Our final museum for the day was the New Walk Museum and Art Gallery, an eclectic collection of whatever happened to be given to the town, from dinosaurs to German Expressionists. Of course, I made for the dinosaurs first.
Rutland Dinosaur
This is the Rutland Dinosaur. Rutland is a very small county, so I’m not sure how it managed to fit. Actually, it’s mostly a reconstruction. Only about 40% of the bones were found, and many of those are too fragile to be part of the display. This guy is actually from the Jurassic period, unlike the dinosaurs in Jurassic Park which were mostly from the Cretaceous. During the Jurassic period this part of England was a shallow sea much further south, so the local museums have plesiosaurus skeletons galore.

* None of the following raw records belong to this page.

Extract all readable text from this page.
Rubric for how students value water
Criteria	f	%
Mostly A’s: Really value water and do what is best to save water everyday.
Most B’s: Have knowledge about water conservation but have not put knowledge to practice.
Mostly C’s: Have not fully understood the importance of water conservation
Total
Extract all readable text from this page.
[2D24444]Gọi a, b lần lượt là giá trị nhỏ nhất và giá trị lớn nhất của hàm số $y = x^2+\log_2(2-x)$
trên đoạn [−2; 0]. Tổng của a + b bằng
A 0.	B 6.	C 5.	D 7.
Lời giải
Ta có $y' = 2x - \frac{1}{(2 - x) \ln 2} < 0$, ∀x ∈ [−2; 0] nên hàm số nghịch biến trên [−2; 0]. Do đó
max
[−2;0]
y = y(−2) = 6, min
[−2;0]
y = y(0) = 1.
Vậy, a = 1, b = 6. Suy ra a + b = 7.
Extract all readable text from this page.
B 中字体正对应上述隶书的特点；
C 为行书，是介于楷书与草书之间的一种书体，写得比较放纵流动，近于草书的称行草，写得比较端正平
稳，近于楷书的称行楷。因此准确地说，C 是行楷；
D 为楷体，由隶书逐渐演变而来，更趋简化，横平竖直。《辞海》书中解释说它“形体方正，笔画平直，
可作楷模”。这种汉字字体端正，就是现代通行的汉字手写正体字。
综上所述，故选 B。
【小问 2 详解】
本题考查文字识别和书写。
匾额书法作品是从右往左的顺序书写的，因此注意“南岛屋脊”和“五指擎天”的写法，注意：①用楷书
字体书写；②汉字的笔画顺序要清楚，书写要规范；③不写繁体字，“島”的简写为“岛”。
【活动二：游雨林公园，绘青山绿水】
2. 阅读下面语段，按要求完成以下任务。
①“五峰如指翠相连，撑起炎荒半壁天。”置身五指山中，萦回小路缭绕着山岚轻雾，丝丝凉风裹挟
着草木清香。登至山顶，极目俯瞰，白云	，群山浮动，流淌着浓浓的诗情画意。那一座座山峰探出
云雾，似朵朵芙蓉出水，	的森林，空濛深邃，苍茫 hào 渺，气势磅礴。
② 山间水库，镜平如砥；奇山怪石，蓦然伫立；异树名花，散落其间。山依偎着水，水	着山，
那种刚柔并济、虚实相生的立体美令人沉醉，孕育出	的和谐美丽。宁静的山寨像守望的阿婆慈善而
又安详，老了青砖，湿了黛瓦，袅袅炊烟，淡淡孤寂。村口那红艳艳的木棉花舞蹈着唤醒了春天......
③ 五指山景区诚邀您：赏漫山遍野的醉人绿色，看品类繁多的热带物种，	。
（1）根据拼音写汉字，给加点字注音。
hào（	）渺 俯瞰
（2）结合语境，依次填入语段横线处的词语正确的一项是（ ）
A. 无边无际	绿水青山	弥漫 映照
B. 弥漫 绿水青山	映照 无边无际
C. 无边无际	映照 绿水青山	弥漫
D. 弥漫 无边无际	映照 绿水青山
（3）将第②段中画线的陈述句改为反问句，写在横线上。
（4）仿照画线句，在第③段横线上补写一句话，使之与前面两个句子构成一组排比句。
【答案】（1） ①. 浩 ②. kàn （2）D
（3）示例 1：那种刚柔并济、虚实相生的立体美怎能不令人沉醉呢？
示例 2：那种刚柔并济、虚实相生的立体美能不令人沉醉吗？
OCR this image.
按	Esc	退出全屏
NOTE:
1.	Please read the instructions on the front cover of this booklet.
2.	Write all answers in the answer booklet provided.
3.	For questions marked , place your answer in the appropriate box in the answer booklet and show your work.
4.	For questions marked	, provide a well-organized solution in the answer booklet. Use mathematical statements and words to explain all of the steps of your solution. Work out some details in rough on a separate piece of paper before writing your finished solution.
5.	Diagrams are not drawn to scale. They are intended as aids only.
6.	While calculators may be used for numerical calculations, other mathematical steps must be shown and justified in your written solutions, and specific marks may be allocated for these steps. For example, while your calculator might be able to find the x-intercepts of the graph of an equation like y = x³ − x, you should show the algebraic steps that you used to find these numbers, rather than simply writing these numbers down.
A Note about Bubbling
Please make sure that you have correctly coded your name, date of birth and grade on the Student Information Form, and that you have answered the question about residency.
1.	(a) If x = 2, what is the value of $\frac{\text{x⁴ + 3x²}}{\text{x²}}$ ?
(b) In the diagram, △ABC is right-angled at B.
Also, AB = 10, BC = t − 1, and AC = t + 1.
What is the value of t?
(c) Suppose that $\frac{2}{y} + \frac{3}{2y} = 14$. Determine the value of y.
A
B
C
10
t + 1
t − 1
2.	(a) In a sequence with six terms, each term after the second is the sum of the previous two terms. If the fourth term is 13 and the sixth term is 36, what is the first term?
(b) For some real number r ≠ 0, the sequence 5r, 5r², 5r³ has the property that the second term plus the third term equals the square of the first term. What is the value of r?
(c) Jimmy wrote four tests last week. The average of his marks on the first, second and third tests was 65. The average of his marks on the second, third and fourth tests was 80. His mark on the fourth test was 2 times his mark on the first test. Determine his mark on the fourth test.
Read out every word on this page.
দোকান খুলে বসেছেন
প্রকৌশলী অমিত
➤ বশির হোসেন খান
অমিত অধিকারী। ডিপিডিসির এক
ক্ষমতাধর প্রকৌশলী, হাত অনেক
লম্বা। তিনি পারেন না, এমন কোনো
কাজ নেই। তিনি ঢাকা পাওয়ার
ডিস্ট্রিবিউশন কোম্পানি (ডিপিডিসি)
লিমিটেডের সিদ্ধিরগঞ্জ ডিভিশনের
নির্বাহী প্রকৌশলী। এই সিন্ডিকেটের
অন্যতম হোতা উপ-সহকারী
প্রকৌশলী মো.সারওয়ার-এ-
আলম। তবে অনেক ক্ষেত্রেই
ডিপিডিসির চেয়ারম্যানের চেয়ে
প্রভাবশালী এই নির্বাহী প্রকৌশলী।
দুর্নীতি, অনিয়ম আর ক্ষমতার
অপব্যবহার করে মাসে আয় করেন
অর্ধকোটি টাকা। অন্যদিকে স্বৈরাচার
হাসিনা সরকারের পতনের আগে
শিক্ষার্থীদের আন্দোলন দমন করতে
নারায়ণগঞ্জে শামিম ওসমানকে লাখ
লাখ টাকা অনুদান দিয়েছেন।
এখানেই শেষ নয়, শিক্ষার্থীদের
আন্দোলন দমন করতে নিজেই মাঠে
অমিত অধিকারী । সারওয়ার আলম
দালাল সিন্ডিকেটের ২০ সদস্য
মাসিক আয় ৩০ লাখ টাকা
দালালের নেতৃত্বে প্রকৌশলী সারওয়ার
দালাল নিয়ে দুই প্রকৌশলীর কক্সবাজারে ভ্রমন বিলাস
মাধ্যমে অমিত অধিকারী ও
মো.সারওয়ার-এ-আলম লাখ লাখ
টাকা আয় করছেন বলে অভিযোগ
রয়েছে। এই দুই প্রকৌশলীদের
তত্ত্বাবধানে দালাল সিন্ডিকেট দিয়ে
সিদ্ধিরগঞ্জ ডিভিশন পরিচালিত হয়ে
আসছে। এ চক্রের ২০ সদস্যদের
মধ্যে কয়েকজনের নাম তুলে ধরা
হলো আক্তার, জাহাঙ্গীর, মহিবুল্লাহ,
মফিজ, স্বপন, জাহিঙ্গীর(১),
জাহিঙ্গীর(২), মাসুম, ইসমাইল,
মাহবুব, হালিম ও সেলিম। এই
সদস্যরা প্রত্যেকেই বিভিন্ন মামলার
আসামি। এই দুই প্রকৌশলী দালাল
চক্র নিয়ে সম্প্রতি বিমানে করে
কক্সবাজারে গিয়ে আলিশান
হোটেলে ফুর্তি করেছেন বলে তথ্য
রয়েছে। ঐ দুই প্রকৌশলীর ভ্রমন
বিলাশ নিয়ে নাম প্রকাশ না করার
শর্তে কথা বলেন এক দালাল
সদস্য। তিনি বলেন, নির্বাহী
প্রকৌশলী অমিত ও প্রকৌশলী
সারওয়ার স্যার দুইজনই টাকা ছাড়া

Plesiosaurs were fish eaters, so you can think of them as dinosaur sharks.

This one is the Blockley Plesiosaur. It was dug up so recently it doesn’t have a name yet.

I think we should call it Bruce.

Onwards to Egyptian jewelry…
Egyptian jewelry

… Victorian painting…

… and the official Foxes Glacier Mint polar bear (formerly a resident of Dudley zoo).

The Arts and Crafts Movement room has some De Morgan ceramics.
plate
This one shows the Sphinx being attacked by Rabbit and Piglet, in a rare De Morgan/Winnie the Pooh crossover.

Upstairs in another room the have a 17th century Spanish plate with the glaze and style that De Morgan copied.

Then there’s this guy.

I wonder if he also has three buttocks?

These angels were intended to go at the corners of Cardinal Wolsey’s tomb, but when he fell out of favor with Henry VIII they were mislaid for several hundred years.

The current special exhibit is a collection of Star Wars action figures and memorabilia.

It’s called May The Toys Be With You.